Hawaiian Arts & Craft

The spectacular beauty of the islands has been inspiring Hawaii art and craft for generations. The skilled local people have been developing their crafts for centuries and express the spirit of aloha in a variety of mediums depicting light, shadow and colour including paintings, prints, sculptures, etching, photographs and film as well as carvings and textiles. Whether created to sell, for family, to display or just to keep for themselves, these artisans create masterpieces that continue to endure the test of time.

Cruise - Hawaiian Tikkis

Each island offers a variation on Hawaii art and craft, with the changing landscapes and atmospheres influencing the work produced there. For example, Kauai's lush landscapes produce striking and sophisticated artworks while Maui continues the tradition of ivory carving, Oahu blends the modern with the ancient and the Big Island offers fiery creations. Whichever island you visit, each offers a unique and beautiful Hawaii art and craft scene.

Perhaps the two most well-known Hawaii art and craft pieces are the lovely floral leis and the distinctive textiles and quilts. Leis are a quintessential part of the Hawaiian islands and are floral, feather, shell, seed, paper and bead garlands that are worn around the neck. It is a sign of welcoming to bestow a lei upon someone and removing it, particularly in public is seen as offensive, especially to the person who gave it to you. Leis are made by stringing a number of flowers, leaves and other decorative materials onto a strong thread such as fishing line. The most common flowers used to make leis include orchids and plumeria although sometimes silk blooms are also used.

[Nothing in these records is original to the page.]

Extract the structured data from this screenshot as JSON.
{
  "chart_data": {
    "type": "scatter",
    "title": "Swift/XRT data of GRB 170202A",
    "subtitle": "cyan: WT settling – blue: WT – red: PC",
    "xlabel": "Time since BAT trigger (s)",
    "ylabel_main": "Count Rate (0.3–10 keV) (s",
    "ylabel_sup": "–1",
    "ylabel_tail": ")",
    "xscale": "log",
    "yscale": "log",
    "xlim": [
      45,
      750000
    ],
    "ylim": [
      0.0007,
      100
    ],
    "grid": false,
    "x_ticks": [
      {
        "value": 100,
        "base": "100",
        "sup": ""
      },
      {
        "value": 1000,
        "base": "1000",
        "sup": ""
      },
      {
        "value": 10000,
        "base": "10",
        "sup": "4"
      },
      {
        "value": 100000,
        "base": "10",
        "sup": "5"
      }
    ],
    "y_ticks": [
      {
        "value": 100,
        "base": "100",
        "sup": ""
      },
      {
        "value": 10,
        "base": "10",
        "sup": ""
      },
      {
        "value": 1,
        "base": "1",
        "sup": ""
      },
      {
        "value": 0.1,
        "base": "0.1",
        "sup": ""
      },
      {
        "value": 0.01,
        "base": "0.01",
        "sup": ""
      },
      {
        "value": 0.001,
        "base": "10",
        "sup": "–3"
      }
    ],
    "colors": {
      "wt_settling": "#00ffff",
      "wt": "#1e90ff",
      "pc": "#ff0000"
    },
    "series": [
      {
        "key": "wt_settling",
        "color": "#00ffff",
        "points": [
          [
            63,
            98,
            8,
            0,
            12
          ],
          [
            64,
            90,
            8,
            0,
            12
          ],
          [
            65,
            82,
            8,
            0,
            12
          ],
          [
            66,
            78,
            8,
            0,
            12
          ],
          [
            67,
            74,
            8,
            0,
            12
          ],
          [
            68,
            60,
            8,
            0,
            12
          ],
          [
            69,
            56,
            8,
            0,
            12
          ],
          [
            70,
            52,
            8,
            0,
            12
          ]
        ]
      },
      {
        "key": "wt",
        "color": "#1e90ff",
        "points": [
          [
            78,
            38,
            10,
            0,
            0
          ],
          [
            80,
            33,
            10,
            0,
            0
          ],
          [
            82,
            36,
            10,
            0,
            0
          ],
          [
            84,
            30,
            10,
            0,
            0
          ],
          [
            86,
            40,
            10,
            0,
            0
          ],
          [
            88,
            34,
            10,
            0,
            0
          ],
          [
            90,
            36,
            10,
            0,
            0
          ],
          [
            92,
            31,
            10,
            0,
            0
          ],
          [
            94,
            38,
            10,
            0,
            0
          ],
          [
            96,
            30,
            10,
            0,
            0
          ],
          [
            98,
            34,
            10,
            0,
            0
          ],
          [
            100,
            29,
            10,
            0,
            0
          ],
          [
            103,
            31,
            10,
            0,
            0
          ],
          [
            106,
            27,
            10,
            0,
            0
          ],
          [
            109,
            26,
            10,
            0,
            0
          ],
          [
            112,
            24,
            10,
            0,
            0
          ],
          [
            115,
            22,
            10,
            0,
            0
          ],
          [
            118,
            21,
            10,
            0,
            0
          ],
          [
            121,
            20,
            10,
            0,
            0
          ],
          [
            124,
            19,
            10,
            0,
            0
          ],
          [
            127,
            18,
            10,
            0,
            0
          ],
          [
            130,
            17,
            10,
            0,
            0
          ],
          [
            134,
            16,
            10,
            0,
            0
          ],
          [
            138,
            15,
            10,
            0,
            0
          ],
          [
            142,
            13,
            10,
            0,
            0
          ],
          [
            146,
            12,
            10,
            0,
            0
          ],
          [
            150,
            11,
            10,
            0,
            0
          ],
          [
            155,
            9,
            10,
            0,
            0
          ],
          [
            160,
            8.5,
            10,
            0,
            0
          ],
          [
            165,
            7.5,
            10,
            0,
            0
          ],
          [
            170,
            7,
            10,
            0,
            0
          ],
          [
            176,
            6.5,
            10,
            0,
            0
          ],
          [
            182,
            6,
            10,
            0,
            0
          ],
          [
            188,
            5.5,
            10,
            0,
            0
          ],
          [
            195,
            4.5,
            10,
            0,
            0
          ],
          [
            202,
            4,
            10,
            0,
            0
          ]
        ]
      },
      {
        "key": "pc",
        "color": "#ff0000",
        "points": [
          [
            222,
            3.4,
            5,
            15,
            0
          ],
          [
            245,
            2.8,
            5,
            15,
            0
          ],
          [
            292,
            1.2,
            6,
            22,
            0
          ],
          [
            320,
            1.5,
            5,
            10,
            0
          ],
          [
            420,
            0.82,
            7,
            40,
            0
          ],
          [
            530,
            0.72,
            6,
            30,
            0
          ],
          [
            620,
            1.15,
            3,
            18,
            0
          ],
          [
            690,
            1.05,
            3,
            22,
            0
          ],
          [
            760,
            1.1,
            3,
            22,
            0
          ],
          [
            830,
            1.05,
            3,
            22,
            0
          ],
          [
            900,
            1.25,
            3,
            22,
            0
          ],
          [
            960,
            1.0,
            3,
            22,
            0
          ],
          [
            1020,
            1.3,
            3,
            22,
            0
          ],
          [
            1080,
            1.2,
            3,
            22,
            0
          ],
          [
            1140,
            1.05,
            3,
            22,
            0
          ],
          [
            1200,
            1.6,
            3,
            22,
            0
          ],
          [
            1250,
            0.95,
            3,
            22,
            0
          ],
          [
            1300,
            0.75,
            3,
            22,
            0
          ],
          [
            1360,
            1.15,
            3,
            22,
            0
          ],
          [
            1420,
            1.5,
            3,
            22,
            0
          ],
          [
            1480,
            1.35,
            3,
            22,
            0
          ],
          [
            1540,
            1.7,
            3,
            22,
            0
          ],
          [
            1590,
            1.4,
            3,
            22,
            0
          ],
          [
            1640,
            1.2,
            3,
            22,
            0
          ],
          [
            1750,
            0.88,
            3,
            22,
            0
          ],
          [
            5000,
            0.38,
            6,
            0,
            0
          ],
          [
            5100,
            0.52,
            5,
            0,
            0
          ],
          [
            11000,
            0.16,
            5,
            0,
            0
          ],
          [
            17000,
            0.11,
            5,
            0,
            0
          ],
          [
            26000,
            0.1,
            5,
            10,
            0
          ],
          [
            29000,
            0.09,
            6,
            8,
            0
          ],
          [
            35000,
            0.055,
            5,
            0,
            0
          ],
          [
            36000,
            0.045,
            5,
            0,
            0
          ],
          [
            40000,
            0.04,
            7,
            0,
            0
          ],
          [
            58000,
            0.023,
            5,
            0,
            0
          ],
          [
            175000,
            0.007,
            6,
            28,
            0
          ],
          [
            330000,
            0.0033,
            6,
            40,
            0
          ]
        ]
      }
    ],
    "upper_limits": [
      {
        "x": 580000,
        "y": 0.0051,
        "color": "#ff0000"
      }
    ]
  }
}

Hawaiian quilts are made from a couple of contrasting fabrics and colours and feature distinctive designs of large single piece symmetrical appliques. Using imagery such as marine life, pineapples and hibiscus, the appliques are created by folding the material and cutting shapes into it before unfolding it to reveal the design. The applique is then stitched on to the larger amount of fabric following the edges of the applique.